Notably, the Court held (in obiter) that the police infringement of Article 8 rights was justifiable in regards to the relative consequences and benefits of the surveillance scheme, calling the impact on Article 8 rights “negligible.”

As noted, this leaves facial recognition technology open to police use in the UK. Use for intelligence gathering purposes may be more questionable than use for investigatory purposes.

Bridges, R (On the Application Of) v South Wales Police [2020] EWCA Civ 1058 (11 August 2020).

IPC wades into shadow IT mess, may never again

The Information and Privacy Commissioner/Ontario issued a decision about a security incident on July 9th in which it made clear, after participating in a health information custodians’ efforts to recover lost data, that this burden falls on custodians alone.

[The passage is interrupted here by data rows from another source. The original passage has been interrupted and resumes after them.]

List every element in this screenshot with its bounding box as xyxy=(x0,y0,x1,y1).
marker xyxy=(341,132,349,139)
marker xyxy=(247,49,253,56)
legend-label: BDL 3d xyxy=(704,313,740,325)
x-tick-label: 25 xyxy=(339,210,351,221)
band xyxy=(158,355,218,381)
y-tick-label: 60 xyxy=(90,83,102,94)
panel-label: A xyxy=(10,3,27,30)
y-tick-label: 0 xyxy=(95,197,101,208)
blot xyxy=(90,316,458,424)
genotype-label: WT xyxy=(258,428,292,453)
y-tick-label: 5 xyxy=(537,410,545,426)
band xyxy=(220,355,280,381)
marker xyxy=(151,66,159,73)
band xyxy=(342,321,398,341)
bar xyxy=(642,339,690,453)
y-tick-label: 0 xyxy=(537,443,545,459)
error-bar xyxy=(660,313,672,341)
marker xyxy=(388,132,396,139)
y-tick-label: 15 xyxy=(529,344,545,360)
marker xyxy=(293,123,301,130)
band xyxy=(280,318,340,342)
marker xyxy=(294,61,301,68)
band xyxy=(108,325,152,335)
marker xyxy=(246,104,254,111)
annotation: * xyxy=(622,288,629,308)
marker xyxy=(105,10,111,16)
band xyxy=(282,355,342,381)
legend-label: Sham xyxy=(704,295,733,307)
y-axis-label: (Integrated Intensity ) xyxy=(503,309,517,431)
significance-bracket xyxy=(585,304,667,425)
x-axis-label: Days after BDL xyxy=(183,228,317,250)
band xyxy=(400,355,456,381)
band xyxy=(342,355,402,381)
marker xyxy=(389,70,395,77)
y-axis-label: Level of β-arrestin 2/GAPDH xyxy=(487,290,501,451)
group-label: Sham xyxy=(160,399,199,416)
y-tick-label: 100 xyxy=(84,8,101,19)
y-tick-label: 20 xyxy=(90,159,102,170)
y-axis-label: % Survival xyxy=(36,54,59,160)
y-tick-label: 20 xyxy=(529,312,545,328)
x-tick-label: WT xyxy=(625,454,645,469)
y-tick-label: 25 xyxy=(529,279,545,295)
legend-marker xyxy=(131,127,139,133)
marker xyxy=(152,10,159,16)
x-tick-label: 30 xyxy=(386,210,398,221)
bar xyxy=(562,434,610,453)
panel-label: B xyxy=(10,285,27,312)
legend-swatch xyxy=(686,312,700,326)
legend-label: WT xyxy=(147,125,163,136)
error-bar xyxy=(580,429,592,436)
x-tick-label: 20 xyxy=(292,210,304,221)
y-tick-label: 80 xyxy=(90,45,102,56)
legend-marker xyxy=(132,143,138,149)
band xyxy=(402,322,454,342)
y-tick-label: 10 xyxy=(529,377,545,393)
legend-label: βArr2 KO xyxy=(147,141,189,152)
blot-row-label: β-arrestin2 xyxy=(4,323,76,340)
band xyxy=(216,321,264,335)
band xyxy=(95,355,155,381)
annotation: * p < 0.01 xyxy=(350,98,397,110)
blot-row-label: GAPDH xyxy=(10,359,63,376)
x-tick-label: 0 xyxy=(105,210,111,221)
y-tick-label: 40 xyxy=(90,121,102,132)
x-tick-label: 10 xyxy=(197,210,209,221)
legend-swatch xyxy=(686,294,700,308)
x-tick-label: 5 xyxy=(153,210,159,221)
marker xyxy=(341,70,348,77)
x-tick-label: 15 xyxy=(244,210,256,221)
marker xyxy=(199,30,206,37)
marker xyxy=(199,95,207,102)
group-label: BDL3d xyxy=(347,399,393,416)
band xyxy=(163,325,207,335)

The incident involved a clinician at an unnamed rehabilitation clinic and her estranged spouse, who reported to the clinic that he possessed 164 unique files containing the personal health information of 46 clinic clients on two computers that belonged to the clinician. The clinician explained the existence of the files as a by-product of secure access and inadvertent, though the the files appear to have been purposely moved from temporary storage to a Google drive at some point, possibly by the spouse

The spouse was not particularly cooperative. This led the IPC, who the clinic had notified, to engage with the spouse together with the clinic over a several month period. The IPC took the (questionable) position that the spouse was in breach of duties under section 49(1) of PHIPA.

In the course of these dealings the spouse reported he had also received e-mails with attached assessment reports from the clinician for printing purposes. The clinician said she had thought she had adequately de-identified the reports, though one included a full patient name and others (as the IPC held) contained ample data to render patients identifiable.

All of the detritus was eventually deleted to the satisfaction of the clinic and IPC. The clinic reconfigured its means of providing secure remote access to adresses the risk of local storage and beefed up its administrative policies and training. There is no mention of implementing a digital loss prevention solution.

The IPC decision is notable for two points.

First, the IPC made clear that custodians should not rely on the IPC to help with data recovery (which can be very expensive):

It is clear that interactions between the Clinic and the Spouse had been very challenging, chiefly due to the Spouse’s changing positions throughout this investigation. However, the obligations on a health information custodian to contain the breach remain, even in the face of challenging circumstances.  The Privacy Breach Guidelines are clear that there is an obligation on the health information custodian to retrieve any copies of personal health information that have been disclosed and ensure that no copies of personal health information have been made or retained by anyone who was not authorized to receive the information.  Nothing in the legislation or these guidelines transfers this obligation to the IPC.

Second, the clinic was less skeptical of the clinician than it might otherwise have been, and did not issue discipline. The IPC accepted this, and re-stated its deferential position on employee discipline as follows:

With respect to the Clinic’s decision, I am satisfied that it was reasonable in the circumstances. This office has stated that its role is not to judge the severity or appropriateness of sanctions taken by a custodian against its agents (see PHIPA Decision 74).  However, the IPC can taken into account a custodian’s disciplinary response as part of its assessment of whether the custodian has taken reasonable steps to protect personal health information against unauthorized access.

A Rehabilitation Clinic (Re), 2020 CanLII 45770 (ON IPC).